VoteRiders Works With Milwaukee Public Schools & League of Women Voters to Inspire Lifelong Voting

VoteRiders’ Digital Communications Coordinator speaks with Jennie Ekstein, Social Studies Curriculum Specialist at Milwaukee Public Schools (MPS) about MPS’ student voter engagement efforts and partnership with VoteRiders. — November 30, 2023

Tell me about yourself and your role at Milwaukee Public Schools(MPS). 

I’m the K-12 Administrator for Social Studies Curriculum —- we call that a Social Studies Curriculum Specialist — so I’m the administrator in charge of the K-12 Social Studies curriculum. 

Empowering Lifelong Voters with VoteRiders & Milwaukee Public Schools
MPS students attend a voter registration event

When it comes to civic engagement and anything around civic engagement, that falls under my purview via the Wisconsin State Standards, which deals with kids being civically engaged. 

I’ve been in various roles here at the Central Office for about 10 years. Before that, I was an eighth-grade U.S. History teacher for 15 years. This is my 5th year as the MPS K-12 Social Studies Curriculum Specialist. 

What kind of voter engagement work is MPS doing? 

We work hand-in-hand with the League of Women Voters — they have several games and things that they do on-site at our voter registration events. As a school district, we also have Milwaukee Public Schools Civic Engagement Week during the last week of September. That week, all K-12 classrooms focus on an interdisciplinary set of activities and lessons. In the early grades, everything is centered around what it means to be a good citizen. Through middle school the trajectory is broadened to: what does it mean to make a difference in my community? And why is it important historically to have the right to vote? And then when students are in high school the focus becomes: what are some of the local issues we care about and how might we handle these issues? 

It shouldn’t be just that week — but that week is important because it includes MPS Voter Registration Day. The goal on this day is to try to hold as many voter registration events as possible in our high schools for our 18-year-olds. This year was a great year to start this because there wasn’t an election in November in Wisconsin, so we can register any student who’s going to be 18 before the primaries on February 20, 2024.

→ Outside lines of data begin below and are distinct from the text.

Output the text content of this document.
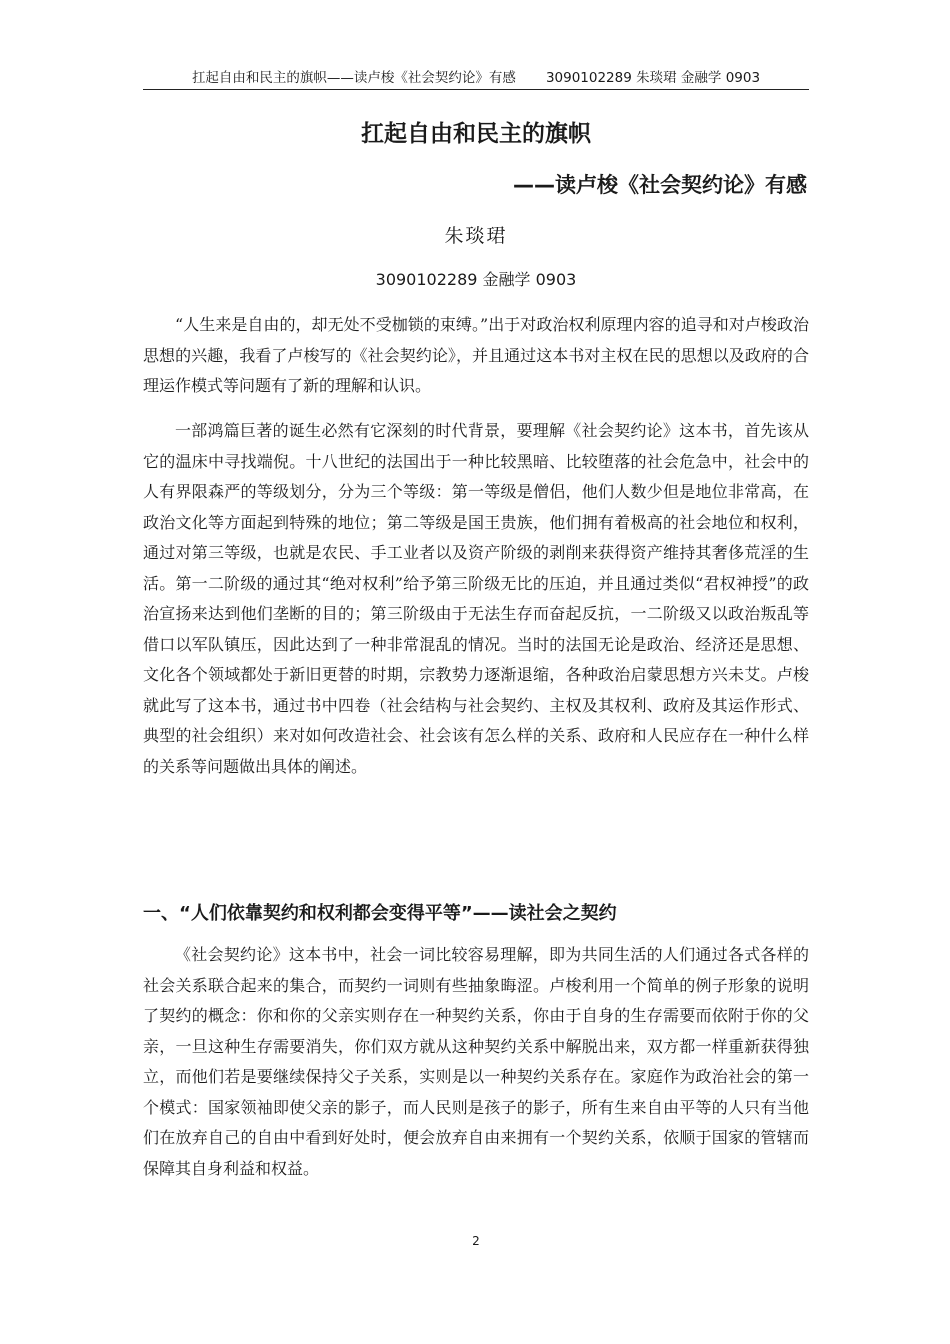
扛起自由和民主的旗帜——读卢梭《社会契约论》有感 3090102289 朱琰珺 金融学 0903
扛起自由和民主的旗帜
——读卢梭《社会契约论》有感
朱琰珺
3090102289 金融学 0903

“人生来是自由的，却无处不受枷锁的束缚。”出于对政治权利原理内容的追寻和对卢梭政治思想的兴趣，我看了卢梭写的《社会契约论》，并且通过这本书对主权在民的思想以及政府的合理运作模式等问题有了新的理解和认识。

一部鸿篇巨著的诞生必然有它深刻的时代背景，要理解《社会契约论》这本书，首先该从它的温床中寻找端倪。十八世纪的法国出于一种比较黑暗、比较堕落的社会危急中，社会中的人有界限森严的等级划分，分为三个等级：第一等级是僧侣，他们人数少但是地位非常高，在政治文化等方面起到特殊的地位；第二等级是国王贵族，他们拥有着极高的社会地位和权利，通过对第三等级，也就是农民、手工业者以及资产阶级的剥削来获得资产维持其奢侈荒淫的生活。第一二阶级的通过其“绝对权利”给予第三阶级无比的压迫，并且通过类似“君权神授”的政治宣扬来达到他们垄断的目的；第三阶级由于无法生存而奋起反抗，一二阶级又以政治叛乱等借口以军队镇压，因此达到了一种非常混乱的情况。当时的法国无论是政治、经济还是思想、文化各个领域都处于新旧更替的时期，宗教势力逐渐退缩，各种政治启蒙思想方兴未艾。卢梭就此写了这本书，通过书中四卷（社会结构与社会契约、主权及其权利、政府及其运作形式、典型的社会组织）来对如何改造社会、社会该有怎么样的关系、政府和人民应存在一种什么样的关系等问题做出具体的阐述。

一、“人们依靠契约和权利都会变得平等”——读社会之契约

《社会契约论》这本书中，社会一词比较容易理解，即为共同生活的人们通过各式各样的社会关系联合起来的集合，而契约一词则有些抽象晦涩。卢梭利用一个简单的例子形象的说明了契约的概念：你和你的父亲实则存在一种契约关系，你由于自身的生存需要而依附于你的父亲，一旦这种生存需要消失，你们双方就从这种契约关系中解脱出来，双方都一样重新获得独立，而他们若是要继续保持父子关系，实则是以一种契约关系存在。家庭作为政治社会的第一个模式：国家领袖即使父亲的影子，而人民则是孩子的影子，所有生来自由平等的人只有当他们在放弃自己的自由中看到好处时，便会放弃自由来拥有一个契约关系，依顺于国家的管辖而保障其自身利益和权益。

2
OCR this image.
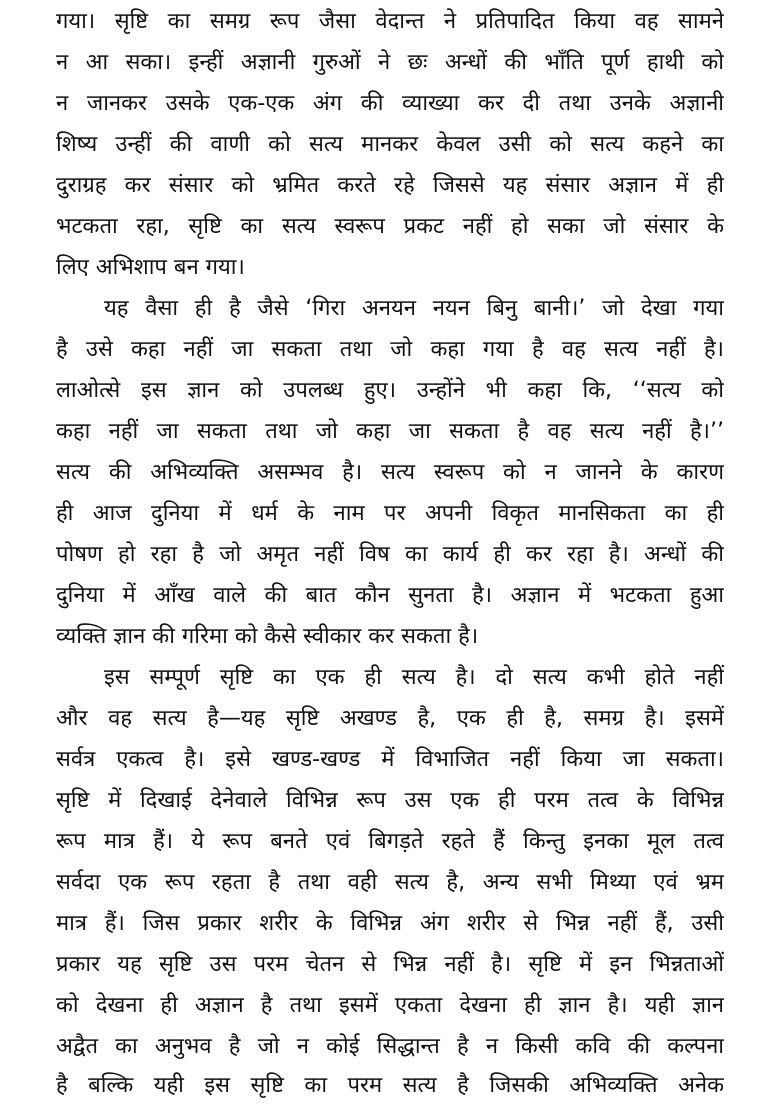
गया। सृष्टि का समग्र रूप जैसा वेदान्त ने प्रतिपादित किया वह सामने
न आ सका। इन्हीं अज्ञानी गुरुओं ने छः अन्धों की भाँति पूर्ण हाथी को
न जानकर उसके एक-एक अंग की व्याख्या कर दी तथा उनके अज्ञानी
शिष्य उन्हीं की वाणी को सत्य मानकर केवल उसी को सत्य कहने का
दुराग्रह कर संसार को भ्रमित करते रहे जिससे यह संसार अज्ञान में ही
भटकता रहा, सृष्टि का सत्य स्वरूप प्रकट नहीं हो सका जो संसार के
लिए अभिशाप बन गया।
यह वैसा ही है जैसे ‘गिरा अनयन नयन बिनु बानी।’ जो देखा गया
है उसे कहा नहीं जा सकता तथा जो कहा गया है वह सत्य नहीं है।
लाओत्से इस ज्ञान को उपलब्ध हुए। उन्होंने भी कहा कि, ‘‘सत्य को
कहा नहीं जा सकता तथा जो कहा जा सकता है वह सत्य नहीं है।’’
सत्य की अभिव्यक्ति असम्भव है। सत्य स्वरूप को न जानने के कारण
ही आज दुनिया में धर्म के नाम पर अपनी विकृत मानसिकता का ही
पोषण हो रहा है जो अमृत नहीं विष का कार्य ही कर रहा है। अन्धों की
दुनिया में आँख वाले की बात कौन सुनता है। अज्ञान में भटकता हुआ
व्यक्ति ज्ञान की गरिमा को कैसे स्वीकार कर सकता है।
इस सम्पूर्ण सृष्टि का एक ही सत्य है। दो सत्य कभी होते नहीं
और वह सत्य है—यह सृष्टि अखण्ड है, एक ही है, समग्र है। इसमें
सर्वत्र एकत्व है। इसे खण्ड-खण्ड में विभाजित नहीं किया जा सकता।
सृष्टि में दिखाई देनेवाले विभिन्न रूप उस एक ही परम तत्व के विभिन्न
रूप मात्र हैं। ये रूप बनते एवं बिगड़ते रहते हैं किन्तु इनका मूल तत्व
सर्वदा एक रूप रहता है तथा वही सत्य है, अन्य सभी मिथ्या एवं भ्रम
मात्र हैं। जिस प्रकार शरीर के विभिन्न अंग शरीर से भिन्न नहीं हैं, उसी
प्रकार यह सृष्टि उस परम चेतन से भिन्न नहीं है। सृष्टि में इन भिन्नताओं
को देखना ही अज्ञान है तथा इसमें एकता देखना ही ज्ञान है। यही ज्ञान
अद्वैत का अनुभव है जो न कोई सिद्धान्त है न किसी कवि की कल्पना
है बल्कि यही इस सृष्टि का परम सत्य है जिसकी अभिव्यक्ति अनेक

So, we had four very large voter registration events at the end of September. We had about 75 of our seniors register to vote during that week, which is really good — it’s up from what it had been before. Most of our voter registration events would maybe have about five students register, so we’re really trying to work on upping the ante with that. We’re working with the Milwaukee Bucks, they’re going to be helping us hype these voter registration events. During the January push for student voter registration, we’re going to have pep rallies and things like that. 

Voting is like a rite of passage — that’s what’s so cool about it.

I remember when I was 18, nobody said a thing to me about voting. It was almost more important that I signed up to be in the Army. Right after I got married, when I was 25, that was the first time I registered to vote, which was crazy, you know? These things are super, super, super important, but unless somebody tells you that it’s important, how would you know? 

How did MPS first connect with VoteRiders? 

Well, we were going to register all these 18-year-olds to vote. And then what? What’s the next step?

MPS students attend a voter registration event

The next step is being able to actually go to the polls and vote. Students need to have the appropriate identification in the state of Wisconsin, and securing acceptable ID will require several different things like possibly a Social Security card or birth certificate, proof of address, and all that other stuff that you have to have to get a state-issued ID. So, that’s why we connected with VoteRiders through the League of Women Voters in February 2023. 

Wisconsin is a strict voter ID state and only specific student IDs can be used to vote. What kind of challenges do students face when it comes to getting an ID? 

Getting an acceptable ID is THE biggest challenge that students face.

When I was in college, I didn’t know where my birth certificate was. Some of these kids might not even have one — they might have moved three or four times and their parents may not have brought it with them, or it got lost in a folder somewhere. Getting the underlying documents that you need to obtain an ID can be a challenge. 

What kind of work is MPS doing in partnership with VoteRiders to make sure students have what they need to cast a ballot? 

Every school has a person called a “Voter Champion,” a faculty member who’s in charge of the voter education process at their school. So, if a student comes to register to vote but doesn’t have an ID, then the Voter Champion will put them in touch with VoteRiders, and VoteRiders can help them get that ID

Is there anything else you want to share with young voters in Wisconsin? 

Voting is important. Everybody can have their own opinion and their own beliefs, but it’s important to teach kids the importance of democracy, that they do have a voice, that they have the power to cast a ballot and say, “This is what I want.”

I think that’s probably the most important thing for our kids to know because unless someone teaches you that, shows you that, or helps you vote, it can be overwhelming.